Am Nachmittag versuchten wir unser Jagdglück an dem linken Ufer, und wanderten im heißesten Sonnenbrand auf gut Glück hinein in das Schilf, einem schmalen ausgetretnen Pfade folgend. Weiter und weiter drangen wir in das Schilfmeer. Mit bleierner Schwere lag die Gluth des Himmels über dem Morast, eine schwüle, dicke, fast greifbare Atmosphäre umgab uns und schien sichtbar aus dem morschen Boden zu brodeln. Man konnte sich zwischen den Bayous in Louisiana wähnen, und es fehlten auch nicht die Peiniger „mit den scharfen Gesichtern“, denn Milliarden von Fliegen und Mücken waren die einzigen Thiere, die wir zu sehen bekamen, aber mit dem Unterschied, daß sie uns jagten und Blut abzapften nach Herzenslust. Diese nichtswürdigen „Gelzen“, welche die ganze untere Donau unsicher machen, sind eine von den allerverwünschtesten Landplagen, und einfache Bekleidung hilft nicht einmal gegen ihre perfiden Saugrüssel.

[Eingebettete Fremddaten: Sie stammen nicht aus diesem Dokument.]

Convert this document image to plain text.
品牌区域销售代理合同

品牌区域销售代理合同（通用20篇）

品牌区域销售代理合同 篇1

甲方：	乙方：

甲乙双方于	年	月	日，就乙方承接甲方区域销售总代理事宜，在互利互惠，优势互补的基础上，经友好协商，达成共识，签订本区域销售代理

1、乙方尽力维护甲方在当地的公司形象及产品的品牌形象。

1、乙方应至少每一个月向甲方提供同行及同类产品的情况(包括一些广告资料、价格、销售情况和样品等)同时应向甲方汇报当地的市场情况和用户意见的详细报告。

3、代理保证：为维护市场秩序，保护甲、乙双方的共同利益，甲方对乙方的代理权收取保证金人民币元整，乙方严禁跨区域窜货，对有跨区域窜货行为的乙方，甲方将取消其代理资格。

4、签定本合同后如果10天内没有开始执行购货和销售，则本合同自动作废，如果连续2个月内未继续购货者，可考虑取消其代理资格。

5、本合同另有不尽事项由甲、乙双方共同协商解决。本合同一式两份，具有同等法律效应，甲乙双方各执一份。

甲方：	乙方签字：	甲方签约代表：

Etwa eine Stunde lang waren wir im Schweiße unseres Angesichts – oder vielmehr Leibes – in dem Schilfwald umhergestelzt, tättowirt am ganzen Körper, Antlitz und Hände gezeichnet, als seien wir Reconvalescenten der Pocken – immer drückender lastete die dumpfe Hitze auf uns, die Zungen klebten am Gaumen und wir betrachteten den Himmel, um uns nach der Sonne Stand zum Rückweg zu wenden – da schreckte mich plötzlich ein dringliches Zeichen meines um hundert Schritte voraus geeilten Begleiters, des Ingenieurs, aus der apathischen Ermüdung auf, die mich gänzlich hatte vergessen lassen, daß ich eine Flinte trug und auf der Jagd war. Nun aber erwachte auf einmal wieder der alte Eifer, mit gespanntem Hahn schritt ich aufmerksam voran, bis ich den Gefährten ereilte, der in großer Aufregung mir ganz leise zuflüsterte: „Ein Eber! – zwei – noch einer!“

Unsere Jagdfreude dauerte indeß nicht lange, denn je näher wir kamen, je sonderbarer sahen diese Wildsauen aus – sie trugen dicke Pelze, einige sogar Hörner – mit einem Wort, sie verwandelten sich in eine ehrsame Schafheerde, und zwar noch gerade zu rechter Zeit. Jetzt trat auch der bulgarische Hirt mit zwei riesigen Hunden hervor, und alle drei blickten und knurrten nicht schlecht, als sie uns plötzlich wie aus dem Boden gewachsen mitten im unwirthbaren Schilf erblickten. Auf welcher Seite beider Parteien übrigens das Mißtrauen größer gewesen ist, wage ich nicht zu entscheiden. Ohne Gruß und Wortwechsel, aber mit öfterem Umblick, entfernten wir uns von der wilden Gestalt, mit der breitmäuligen Tromblone auf der Schulter und den beiden wölfischen Wächtern. Und nunmehr drang auch das Rauschen der Brandung deutlich an unser Ohr, ward unser Führer, der uns nach einem halbstündigen Marsch an das sandige Meeresgestade nördlich von Suline Bogasi brachte.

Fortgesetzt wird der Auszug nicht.